A massive amount of UST (approx 85 million) was sold that began the crash. People began to sell their UST for other stablecoin or for LUNA to make a quick buck. More and more UST was being burned, while more and more LUNA was being minted. This lead to decrease in LUNA's price which further lead to people selling off their LUNA which further decreased the price. So, more and more LUNA was being created and sold. Finally, the marketcap of LUNA was below that of UST and the death spiral began.
Luna Foundation Group began selling BTC to buy back more UST to restore the peg but there was no coming back. Within a week, approximately 45 billion dollars were wiped off of market. Apparently, Do Kwon dissolved Terraform Labs before the collapse of the currency. There are also speculations that the attackers also opened short positions on LUNA and BTC knowing that LUNA will go into death spiral and LFG selling BTC will decrease its price.

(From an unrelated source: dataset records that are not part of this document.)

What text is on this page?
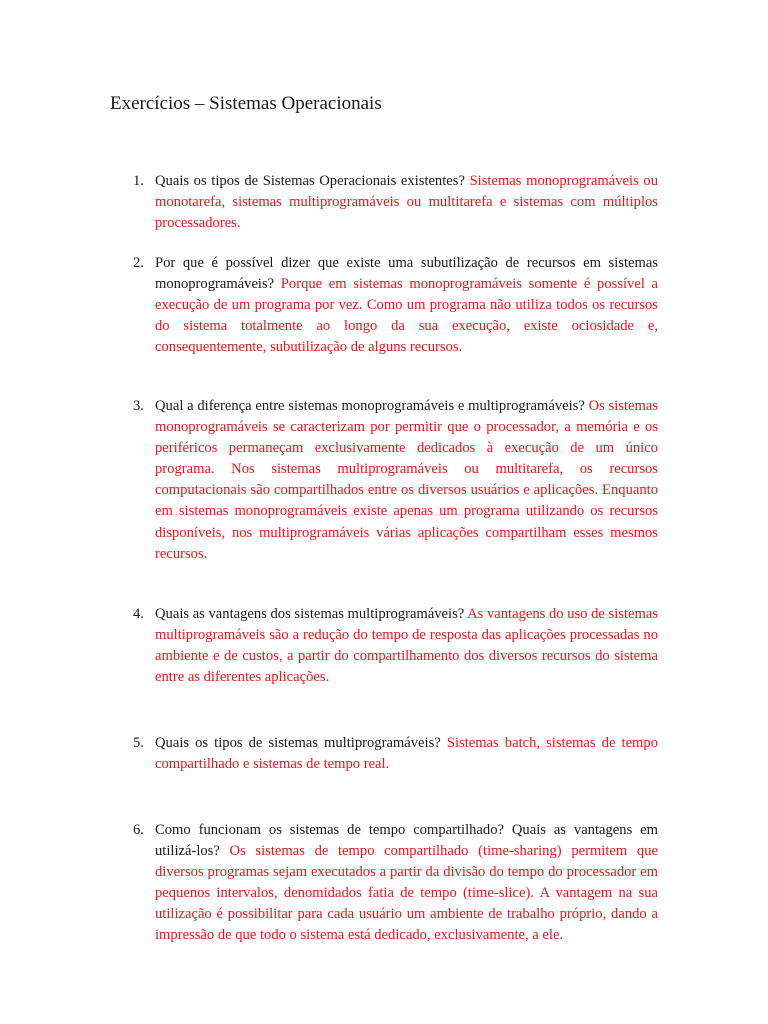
Exercícios – Sistemas Operacionais
1. Quais os tipos de Sistemas Operacionais existentes? Sistemas monoprogramáveis ou monotarefa, sistemas multiprogramáveis ou multitarefa e sistemas com múltiplos processadores.
2. Por que é possível dizer que existe uma subutilização de recursos em sistemas monoprogramáveis? Porque em sistemas monoprogramáveis somente é possível a execução de um programa por vez. Como um programa não utiliza todos os recursos do sistema totalmente ao longo da sua execução, existe ociosidade e, consequentemente, subutilização de alguns recursos.
3. Qual a diferença entre sistemas monoprogramáveis e multiprogramáveis? Os sistemas monoprogramáveis se caracterizam por permitir que o processador, a memória e os periféricos permaneçam exclusivamente dedicados à execução de um único programa. Nos sistemas multiprogramáveis ou multitarefa, os recursos computacionais são compartilhados entre os diversos usuários e aplicações. Enquanto em sistemas monoprogramáveis existe apenas um programa utilizando os recursos disponíveis, nos multiprogramáveis várias aplicações compartilham esses mesmos recursos.
4. Quais as vantagens dos sistemas multiprogramáveis? As vantagens do uso de sistemas multiprogramáveis são a redução do tempo de resposta das aplicações processadas no ambiente e de custos, a partir do compartilhamento dos diversos recursos do sistema entre as diferentes aplicações.
5. Quais os tipos de sistemas multiprogramáveis? Sistemas batch, sistemas de tempo compartilhado e sistemas de tempo real.
6. Como funcionam os sistemas de tempo compartilhado? Quais as vantagens em utilizá-los? Os sistemas de tempo compartilhado (time-sharing) permitem que diversos programas sejam executados a partir da divisão do tempo do processador em pequenos intervalos, denomidados fatia de tempo (time-slice). A vantagem na sua utilização é possibilitar para cada usuário um ambiente de trabalho próprio, dando a impressão de que todo o sistema está dedicado, exclusivamente, a ele.
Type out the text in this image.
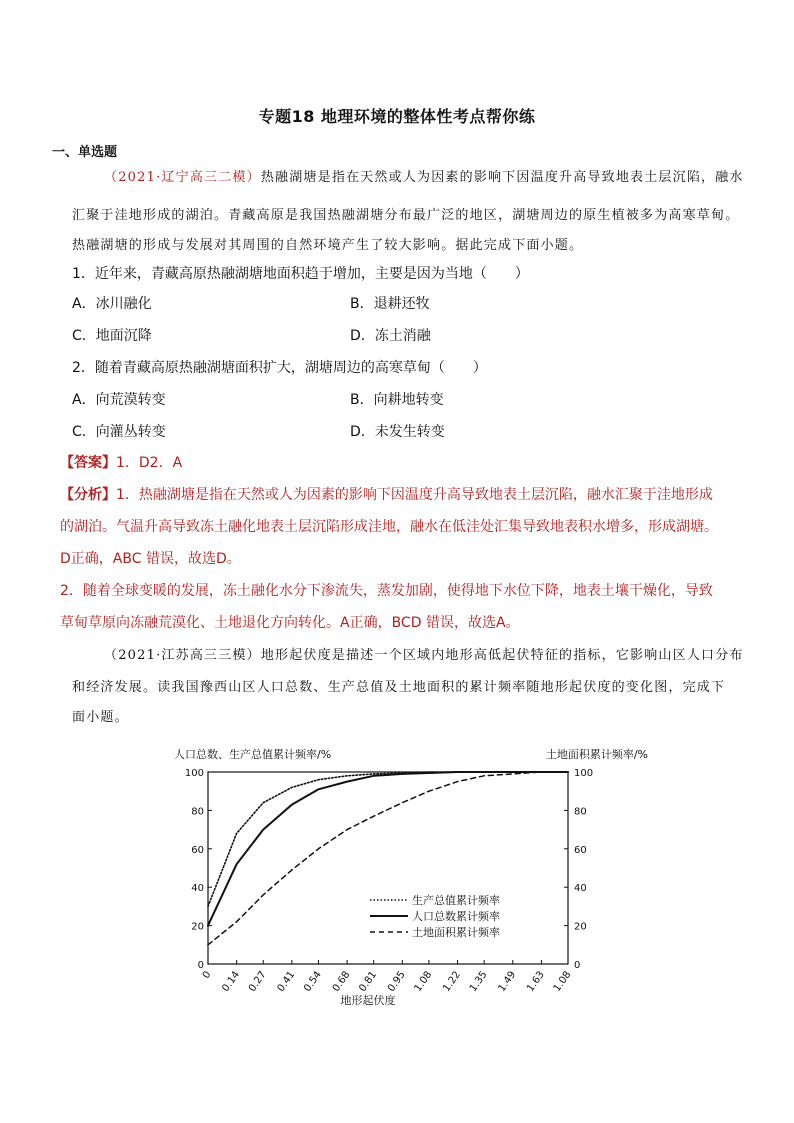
专题18 地理环境的整体性考点帮你练
一、单选题
（2021·辽宁高三二模）热融湖塘是指在天然或人为因素的影响下因温度升高导致地表土层沉陷，融水
汇聚于洼地形成的湖泊。青藏高原是我国热融湖塘分布最广泛的地区，湖塘周边的原生植被多为高寒草甸。
热融湖塘的形成与发展对其周围的自然环境产生了较大影响。据此完成下面小题。
1．近年来，青藏高原热融湖塘地面积趋于增加，主要是因为当地（　　）
A．冰川融化	B．退耕还牧
C．地面沉降	D．冻土消融
2．随着青藏高原热融湖塘面积扩大，湖塘周边的高寒草甸（　　）
A．向荒漠转变	B．向耕地转变
C．向灌丛转变	D．未发生转变
【答案】1．D2．A
【分析】1．热融湖塘是指在天然或人为因素的影响下因温度升高导致地表土层沉陷，融水汇聚于洼地形成
的湖泊。气温升高导致冻土融化地表土层沉陷形成洼地，融水在低洼处汇集导致地表积水增多，形成湖塘。
D正确，ABC 错误，故选D。
2．随着全球变暖的发展，冻土融化水分下渗流失，蒸发加剧，使得地下水位下降，地表土壤干燥化，导致
草甸草原向冻融荒漠化、土地退化方向转化。A正确，BCD 错误，故选A。
（2021·江苏高三三模）地形起伏度是描述一个区域内地形高低起伏特征的指标，它影响山区人口分布
和经济发展。读我国豫西山区人口总数、生产总值及土地面积的累计频率随地形起伏度的变化图，完成下
面小题。
人口总数、生产总值累计频率/%	土地面积累计频率/%
地形起伏度
0	0
20	20
40	40
60	60
80	80
100	100
0 0.14 0.27 0.41 0.54 0.68 0.81 0.95 1.08 1.22 1.35 1.49 1.63 1.08
生产总值累计频率
人口总数累计频率
土地面积累计频率
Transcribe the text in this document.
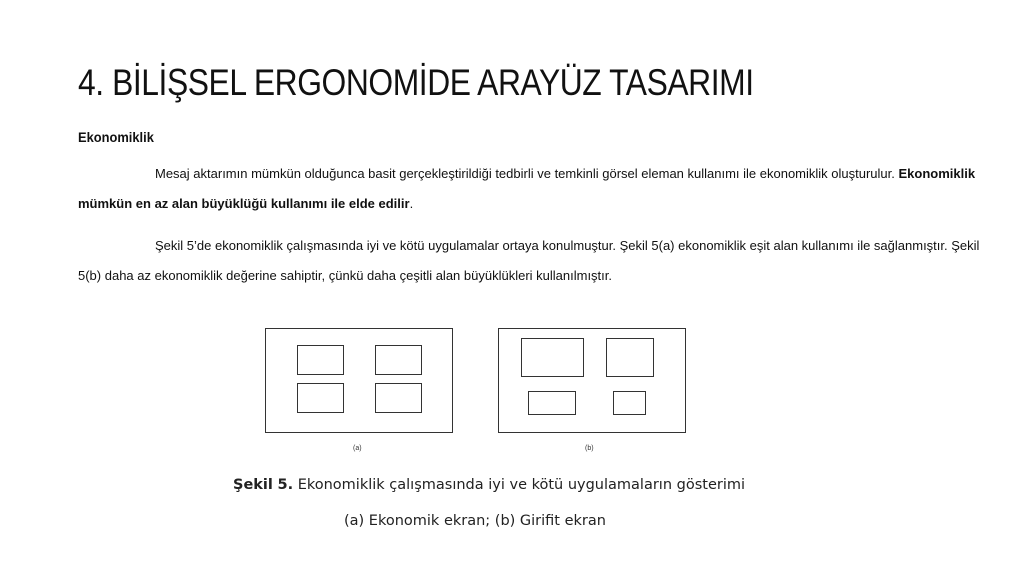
4. BİLİŞSEL ERGONOMİDE ARAYÜZ TASARIMI
Ekonomiklik
Mesaj aktarımın mümkün olduğunca basit gerçekleştirildiği tedbirli ve temkinli görsel eleman kullanımı ile ekonomiklik oluşturulur. Ekonomiklik mümkün en az alan büyüklüğü kullanımı ile elde edilir.
Şekil 5’de ekonomiklik çalışmasında iyi ve kötü uygulamalar ortaya konulmuştur. Şekil 5(a) ekonomiklik eşit alan kullanımı ile sağlanmıştır. Şekil 5(b) daha az ekonomiklik değerine sahiptir, çünkü daha çeşitli alan büyüklükleri kullanılmıştır.
(a)	(b)
Şekil 5. Ekonomiklik çalışmasında iyi ve kötü uygulamaların gösterimi
(a) Ekonomik ekran; (b) Girifit ekran
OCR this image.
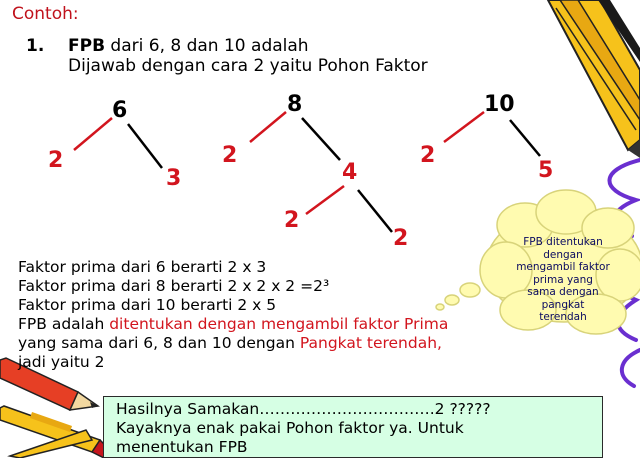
Contoh:
1. FPB dari 6, 8 dan 10 adalah
Dijawab dengan cara 2 yaitu Pohon Faktor
6
2
3
8
2
4
2
2
10
2
5
Faktor prima dari 6 berarti 2 x 3
Faktor prima dari 8 berarti 2 x 2 x 2 =2³
Faktor prima dari 10 berarti 2 x 5
FPB adalah ditentukan dengan mengambil faktor Prima
yang sama dari 6, 8 dan 10 dengan Pangkat terendah,
jadi yaitu 2
FPB ditentukan
dengan
mengambil faktor
prima yang
sama dengan
pangkat
terendah
Hasilnya Samakan…………………………….2 ?????
Kayaknya enak pakai Pohon faktor ya. Untuk
menentukan FPB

Here's a reddit post and another published in March where a user raised their concern regarding the pegging mechanism and the staking rewards and here's a reddit comment too regarding the same. Here's a tweet too. So many innocent people lost their money in Terra. Even though there were so many speculations, Do Kwon paid no attention. And the people invested, so called LUNAtics followed.
DYOR before investing in any crypto or stock or whatever commodity guranteeing you hefty returns for doing nothing. Only invest what you can afford to lose is the strategy to be followed.